Kurz bevor ich nach Heidenheim reinkomme, begegne ich einer Frau beim Nordic Walking. Wir kommen ins Gespräch und sie wird mein Sherpa für den Rest meines heutigen Weges. Sie führt mich direkt zum frisch renovierten Kloster in Heidenheim. In der Klosterschänke werde ich schon erwartet. Mein Sherpa ist keine gebürtige Fränkin, sondern kommt ursprünglich aus Wilhelmshafen und ist über den Umweg Köln in das Altmühltal gekommen, hat ihren Ehemann kennengelernt und lebt jetzt seit 16 Jahren in diesem idyllischen Ort.

Sherpa in Heidenheim

In der Klosterschänke werde ich schon erwartet und herzlich begrüßt. Eigentlich ist heute Ruhetag. Ich habe heute morgen angerufen und mir ein Zimmer reserviert. Auch mit der Empfangsdame komme ich gut ins Gespräch. Auch sie ist keine Einheimische, sondern kommt ursprünglich aus Sachsen und ist wegen ihrem Ehemann in Heidenheim geblieben.

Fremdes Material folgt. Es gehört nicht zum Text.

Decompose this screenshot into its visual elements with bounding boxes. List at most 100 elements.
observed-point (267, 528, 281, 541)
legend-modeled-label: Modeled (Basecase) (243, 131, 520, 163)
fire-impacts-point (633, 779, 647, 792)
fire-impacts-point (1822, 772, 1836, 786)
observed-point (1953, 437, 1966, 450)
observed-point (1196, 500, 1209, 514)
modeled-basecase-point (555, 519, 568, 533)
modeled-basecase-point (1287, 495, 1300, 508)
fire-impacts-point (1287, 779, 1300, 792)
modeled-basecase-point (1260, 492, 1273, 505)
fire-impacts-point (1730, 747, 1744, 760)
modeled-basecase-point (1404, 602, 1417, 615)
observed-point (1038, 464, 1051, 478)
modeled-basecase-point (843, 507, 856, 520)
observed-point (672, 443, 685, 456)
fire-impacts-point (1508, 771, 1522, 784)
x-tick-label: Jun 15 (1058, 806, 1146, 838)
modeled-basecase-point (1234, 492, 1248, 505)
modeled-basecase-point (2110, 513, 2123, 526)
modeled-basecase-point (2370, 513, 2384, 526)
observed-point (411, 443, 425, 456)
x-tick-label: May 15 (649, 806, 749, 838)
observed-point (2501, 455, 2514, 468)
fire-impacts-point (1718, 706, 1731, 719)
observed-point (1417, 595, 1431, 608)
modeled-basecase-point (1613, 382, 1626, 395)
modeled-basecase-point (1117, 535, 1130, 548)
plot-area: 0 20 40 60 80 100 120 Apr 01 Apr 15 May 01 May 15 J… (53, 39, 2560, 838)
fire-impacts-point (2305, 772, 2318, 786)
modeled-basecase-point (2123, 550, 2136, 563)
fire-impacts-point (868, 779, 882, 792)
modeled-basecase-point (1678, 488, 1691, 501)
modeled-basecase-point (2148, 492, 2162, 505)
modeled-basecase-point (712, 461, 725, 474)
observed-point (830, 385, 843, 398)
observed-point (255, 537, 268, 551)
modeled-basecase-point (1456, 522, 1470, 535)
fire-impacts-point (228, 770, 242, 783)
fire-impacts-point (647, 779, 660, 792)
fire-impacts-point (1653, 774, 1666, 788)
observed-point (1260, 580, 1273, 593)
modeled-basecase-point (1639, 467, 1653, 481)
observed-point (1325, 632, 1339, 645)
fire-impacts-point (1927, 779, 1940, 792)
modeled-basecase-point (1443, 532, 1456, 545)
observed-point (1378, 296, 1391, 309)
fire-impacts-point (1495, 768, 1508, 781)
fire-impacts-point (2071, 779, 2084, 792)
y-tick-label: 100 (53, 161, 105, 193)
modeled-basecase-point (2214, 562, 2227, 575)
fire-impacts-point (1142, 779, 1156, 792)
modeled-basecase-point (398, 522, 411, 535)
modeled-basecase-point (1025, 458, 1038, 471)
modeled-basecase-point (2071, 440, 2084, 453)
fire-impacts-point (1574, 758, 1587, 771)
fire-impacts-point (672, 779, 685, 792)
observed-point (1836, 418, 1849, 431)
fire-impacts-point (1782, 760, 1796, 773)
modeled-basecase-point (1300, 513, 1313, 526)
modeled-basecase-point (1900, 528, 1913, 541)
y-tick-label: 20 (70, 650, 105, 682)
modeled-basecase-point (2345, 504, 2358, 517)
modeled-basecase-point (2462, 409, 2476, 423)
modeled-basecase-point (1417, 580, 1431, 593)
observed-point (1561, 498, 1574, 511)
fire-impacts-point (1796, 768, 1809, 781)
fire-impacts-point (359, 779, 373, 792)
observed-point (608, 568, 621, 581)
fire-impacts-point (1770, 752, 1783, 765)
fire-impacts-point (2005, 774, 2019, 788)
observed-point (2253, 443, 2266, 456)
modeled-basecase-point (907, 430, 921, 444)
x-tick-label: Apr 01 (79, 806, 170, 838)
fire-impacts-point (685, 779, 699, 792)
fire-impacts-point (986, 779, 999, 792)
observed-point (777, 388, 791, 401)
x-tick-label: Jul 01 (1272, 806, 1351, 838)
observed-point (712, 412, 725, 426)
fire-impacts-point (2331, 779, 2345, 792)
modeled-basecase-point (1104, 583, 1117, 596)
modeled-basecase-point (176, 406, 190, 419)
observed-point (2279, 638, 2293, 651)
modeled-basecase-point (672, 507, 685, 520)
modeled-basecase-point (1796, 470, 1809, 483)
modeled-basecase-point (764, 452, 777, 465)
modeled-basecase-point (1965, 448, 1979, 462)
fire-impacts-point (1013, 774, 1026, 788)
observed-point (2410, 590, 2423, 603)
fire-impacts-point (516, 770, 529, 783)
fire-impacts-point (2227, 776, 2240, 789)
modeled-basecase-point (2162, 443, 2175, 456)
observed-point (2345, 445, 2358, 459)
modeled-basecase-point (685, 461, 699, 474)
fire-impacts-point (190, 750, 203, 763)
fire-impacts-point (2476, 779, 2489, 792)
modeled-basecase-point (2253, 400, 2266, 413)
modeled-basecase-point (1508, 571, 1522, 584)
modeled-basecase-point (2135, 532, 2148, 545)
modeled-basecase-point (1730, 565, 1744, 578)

Ich dusche mich und ziehe mir ein paar leichte Sachen an. Ich höre nebenan, dass die Pizzeria geöffnet hat. Ich gehe ziemlich ungelenk und wie auf rohen Eiern rüber und bestelle mir mein Lieblingsgericht. Die Bedienung ist sehr nett, duzt mich gleich und ich komme mit ihr gut ins Gespräch. Das hört sich jetzt schon ein bisschen bekannt an, gell? Auch sie ist nicht von hier, sondern kommt ursprünglich aus Thüringen. Auch sie hat hier einen Mann kennengelernt und lebt seitdem in Heidenheim. Heidenheim hat anscheinend einen Männerüberschuß, der sehr attraktiv auf auswärtige Frauen wirkt.

Echt originale Einheimische habe ich heute nicht kennengelernt. Aber vielleicht wird das morgen noch. In Heidenheim scheint die Welt in Ordnung zu sein und ich beschließe morgen einen Pausentag einzulegen.